Едва я успеваю огласить приказ, Габриэль бросается на меня с кулаками. И я вижу, что он плачет, Я точно не знаю, как это делается, но успеваю выставить кулак вперед, и Габриэль идеально на него напарывается… Хрясь! Шлеп! И он садится на пол с разбитым носом.

Это был для него хороший урок, потому что сейчас он прыгает голый на одной ноге из одного угла в другой — я выбрал трассу по диагонали комнаты, она длиннее, — а кровь все капает из носа.

Потом я ем суп, ничего себе супчик, а Бартек сидит на Габриэле. Сразу же после супа я снова могу пыхнуть коричневого порошка. На этот раз я делаю четыре изрядных хапки и опять превращаюсь в большую счастливую маму. Сладость накапливается во мне, и я с легким замешательством вспоминаю, что я целое утро не делал того, что нужно. Потому что я целое утро совсем не был мамой. Я вел себя как кто-то чужой и неприятный. Я вспоминаю, что бываю таким на трезвяк и решаю также изменить собственную жизнь, ну, по крайней мере, ту ее часть, которая протекает в трезвом состоянии. Это нужно сделать, поскольку я курю уже так долго, что этот трезвый, неприятный Томек уже немного приобрел иммунитет и появляется даже в состоянии упыханности. На трезвяк лучше быть Габриэлем. В Габриэле есть какая-то мягкость, даже на трезвяк. Нельзя ли употребить Габриэля, так, как употребляют героин?

Эта мысль блаженна, и я засыпаю в кровати радом с Габриэлем и Бартеком, сидящим на нем.

А потом я просыпаюсь приклеенный собственной блевотиной к постели. Она отделяет меня от Габриэля, как меч отделяет рыцаря от возлюбленной. Но ничего, Бартек и так уберет.

Я доедаю остатки супа. У меня квелый мозг. Я в состоянии планировать только с минутным опережением. Я вижу, как сильно Габриэль меня ненавидит. Это, собственно говоря, не ненависть, а нечто звериное. Я довольно долго пытаюсь это определить, но не могу. В состоянии, в котором я нахожусь, я ничего не способен определить.

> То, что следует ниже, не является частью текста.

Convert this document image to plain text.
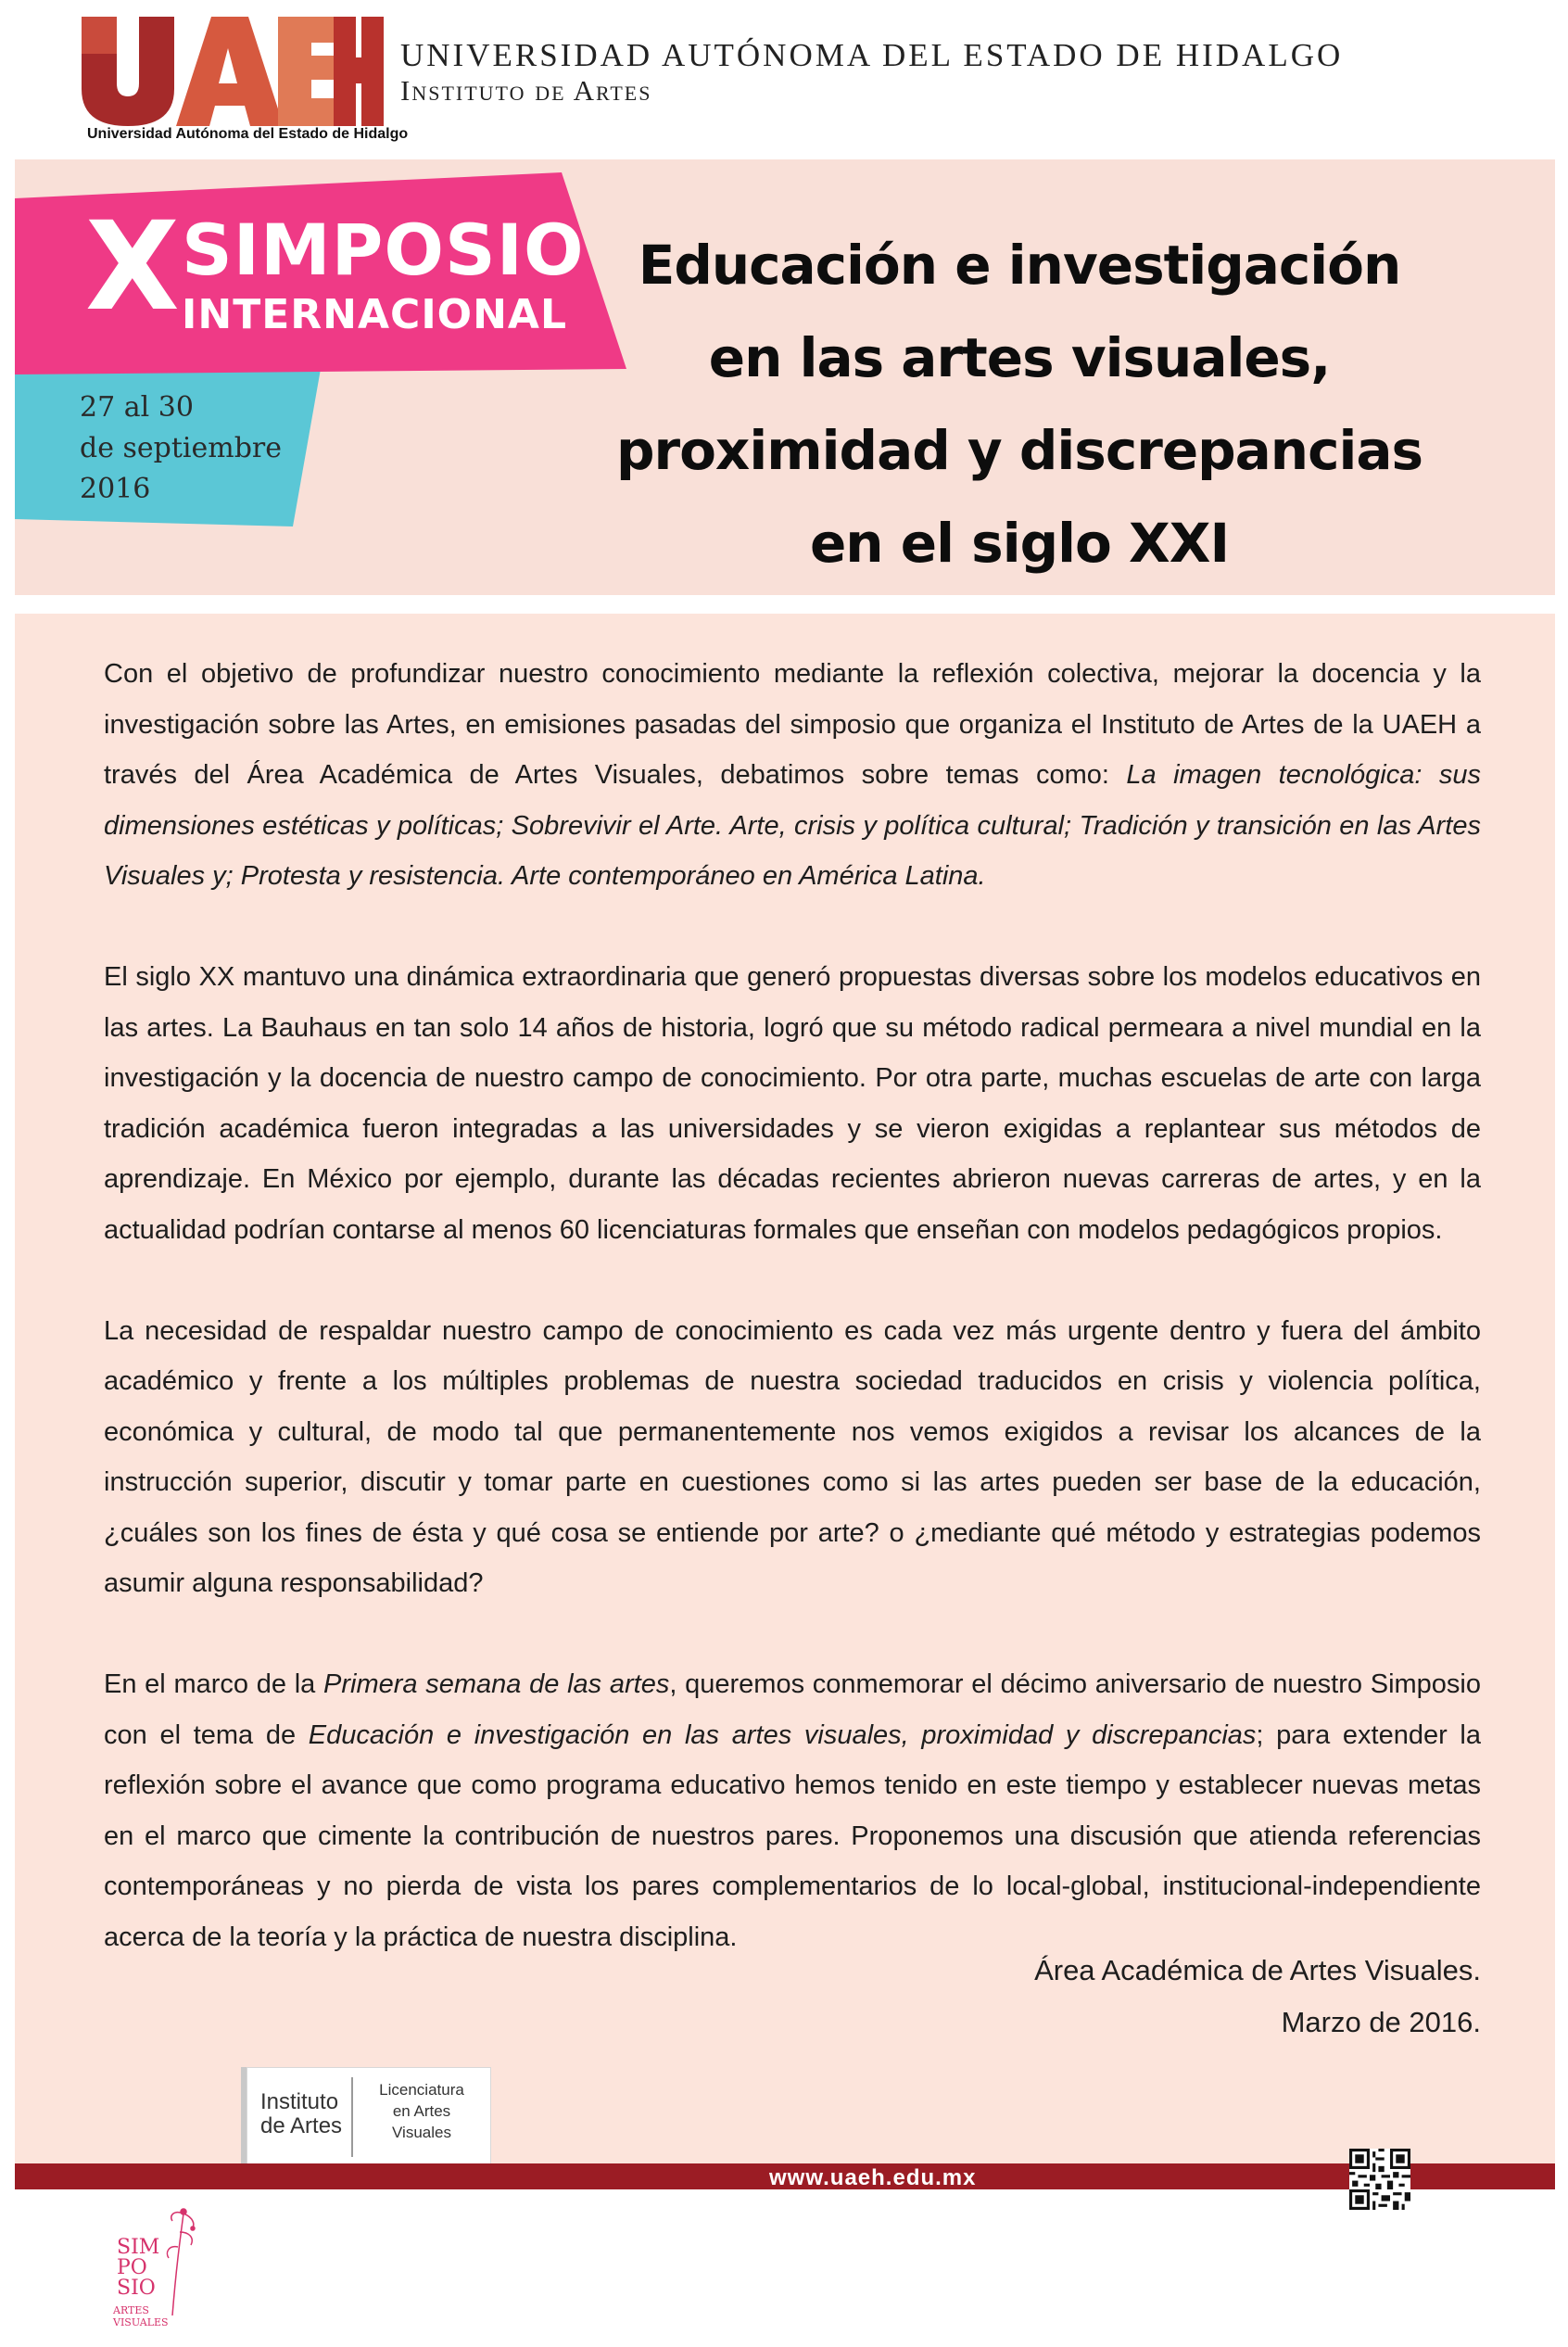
Universidad Autónoma del Estado de Hidalgo
UNIVERSIDAD AUTÓNOMA DEL ESTADO DE HIDALGO
Instituto de Artes
X SIMPOSIO
INTERNACIONAL
27 al 30
de septiembre
2016
Educación e investigación
en las artes visuales,
proximidad y discrepancias
en el siglo XXI

Con el objetivo de profundizar nuestro conocimiento mediante la reflexión colectiva, mejorar la docencia y la investigación sobre las Artes, en emisiones pasadas del simposio que organiza el Instituto de Artes de la UAEH a través del Área Académica de Artes Visuales, debatimos sobre temas como: La imagen tecnológica: sus dimensiones estéticas y políticas; Sobrevivir el Arte. Arte, crisis y política cultural; Tradición y transición en las Artes Visuales y; Protesta y resistencia. Arte contemporáneo en América Latina.

El siglo XX mantuvo una dinámica extraordinaria que generó propuestas diversas sobre los modelos educativos en las artes. La Bauhaus en tan solo 14 años de historia, logró que su método radical permeara a nivel mundial en la investigación y la docencia de nuestro campo de conocimiento. Por otra parte, muchas escuelas de arte con larga tradición académica fueron integradas a las universidades y se vieron exigidas a replantear sus métodos de aprendizaje. En México por ejemplo, durante las décadas recientes abrieron nuevas carreras de artes, y en la actualidad podrían contarse al menos 60 licenciaturas formales que enseñan con modelos pedagógicos propios.

La necesidad de respaldar nuestro campo de conocimiento es cada vez más urgente dentro y fuera del ámbito académico y frente a los múltiples problemas de nuestra sociedad traducidos en crisis y violencia política, económica y cultural, de modo tal que permanentemente nos vemos exigidos a revisar los alcances de la instrucción superior, discutir y tomar parte en cuestiones como si las artes pueden ser base de la educación, ¿cuáles son los fines de ésta y qué cosa se entiende por arte? o ¿mediante qué método y estrategias podemos asumir alguna responsabilidad?

En el marco de la Primera semana de las artes, queremos conmemorar el décimo aniversario de nuestro Simposio con el tema de Educación e investigación en las artes visuales, proximidad y discrepancias; para extender la reflexión sobre el avance que como programa educativo hemos tenido en este tiempo y establecer nuevas metas en el marco que cimente la contribución de nuestros pares. Proponemos una discusión que atienda referencias contemporáneas y no pierda de vista los pares complementarios de lo local-global, institucional-independiente acerca de la teoría y la práctica de nuestra disciplina.

Área Académica de Artes Visuales.
Marzo de 2016.
Instituto
de Artes
Licenciatura
en Artes
Visuales
www.uaeh.edu.mx
SIM
PO
SIO
ARTES
VISUALES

Я не смог бы даже дать определение стулу. Может, я для него являюсь чем-то вроде кресла.

Наконец-то я решаю, что Габриэль запишет магнитофонные кассеты со своими мыслями на тему собственных поступков, которые мы потом подкинем его маме. Таким образом, ему будет легче признать собственную вину. Ну и его мать, если что-то такое получит, так, наверное, меня вообще полюбит. И никогда не поверит, что я тоже курю.

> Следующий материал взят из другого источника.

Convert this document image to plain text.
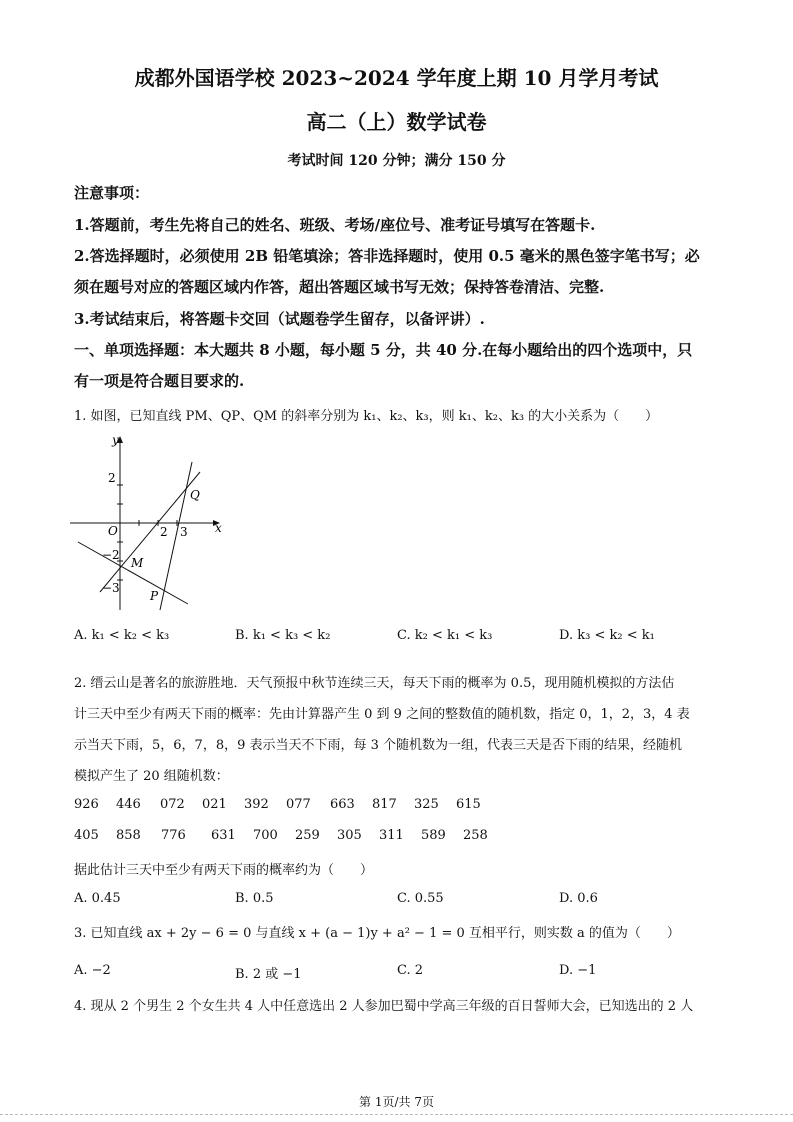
成都外国语学校 2023~2024 学年度上期 10 月学月考试
高二（上）数学试卷
考试时间 120 分钟；满分 150 分
注意事项：
1.答题前，考生先将自己的姓名、班级、考场/座位号、准考证号填写在答题卡.
2.答选择题时，必须使用 2B 铅笔填涂；答非选择题时，使用 0.5 毫米的黑色签字笔书写；必
须在题号对应的答题区域内作答，超出答题区域书写无效；保持答卷清洁、完整.
3.考试结束后，将答题卡交回（试题卷学生留存，以备评讲）.
一、单项选择题：本大题共 8 小题，每小题 5 分，共 40 分.在每小题给出的四个选项中，只
有一项是符合题目要求的.
1. 如图，已知直线 PM、QP、QM 的斜率分别为 k₁、k₂、k₃，则 k₁、k₂、k₃ 的大小关系为（　　）
y
x
O
2
−2
−3
2 3
Q
M
P
A. k₁ < k₂ < k₃	B. k₁ < k₃ < k₂	C. k₂ < k₁ < k₃	D. k₃ < k₂ < k₁
2. 缙云山是著名的旅游胜地．天气预报中秋节连续三天，每天下雨的概率为 0.5，现用随机模拟的方法估
计三天中至少有两天下雨的概率：先由计算器产生 0 到 9 之间的整数值的随机数，指定 0，1，2，3，4 表
示当天下雨，5，6，7，8，9 表示当天不下雨，每 3 个随机数为一组，代表三天是否下雨的结果，经随机
模拟产生了 20 组随机数：
926 446 072 021 392 077 663 817 325 615
405 858 776 631 700 259 305 311 589 258
据此估计三天中至少有两天下雨的概率约为（　　）
A. 0.45	B. 0.5	C. 0.55	D. 0.6
3. 已知直线 ax + 2y − 6 = 0 与直线 x + (a − 1)y + a² − 1 = 0 互相平行，则实数 a 的值为（　　）
A. −2	B. 2 或 −1	C. 2	D. −1
4. 现从 2 个男生 2 个女生共 4 人中任意选出 2 人参加巴蜀中学高三年级的百日誓师大会，已知选出的 2 人
第 1页/共 7页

Мы сидим возле магнитофона. Я должен был пообещать Габриэлю за это немного геры. Не знаю, поверил ли он мне, но он говорит:

— Это страшная боль… И мне очень досадно… Я понимаю, какую боль я тебе причинил С этого времени… ыыы, все, что я буду делать… я буду делать для того, чтобы показать тебе что я хочу тебе это возместить…

Я выключаю магнитофон и отчитываю его за недостаток чувств, а потом мы продолжаем запись:

— …чтобы ты уже никогда не жалела, что у тебя есть сын. Ведь хотя я тебя и обманул я люблю тебя, мамуля… — внезапно Габриэль взрывается плачем, что само по себе является превосходным эффектом, о котором я и мечтать не смел. Поэтому мы заканчиваем запись, потому что лучше уже просто не может быть. Бартек следит за дверью и курит. Я должен был дать ему первому: он очень жалуется, что так долго сидел на Габриэле и до сих пор даже не смог нормально пыхнуть.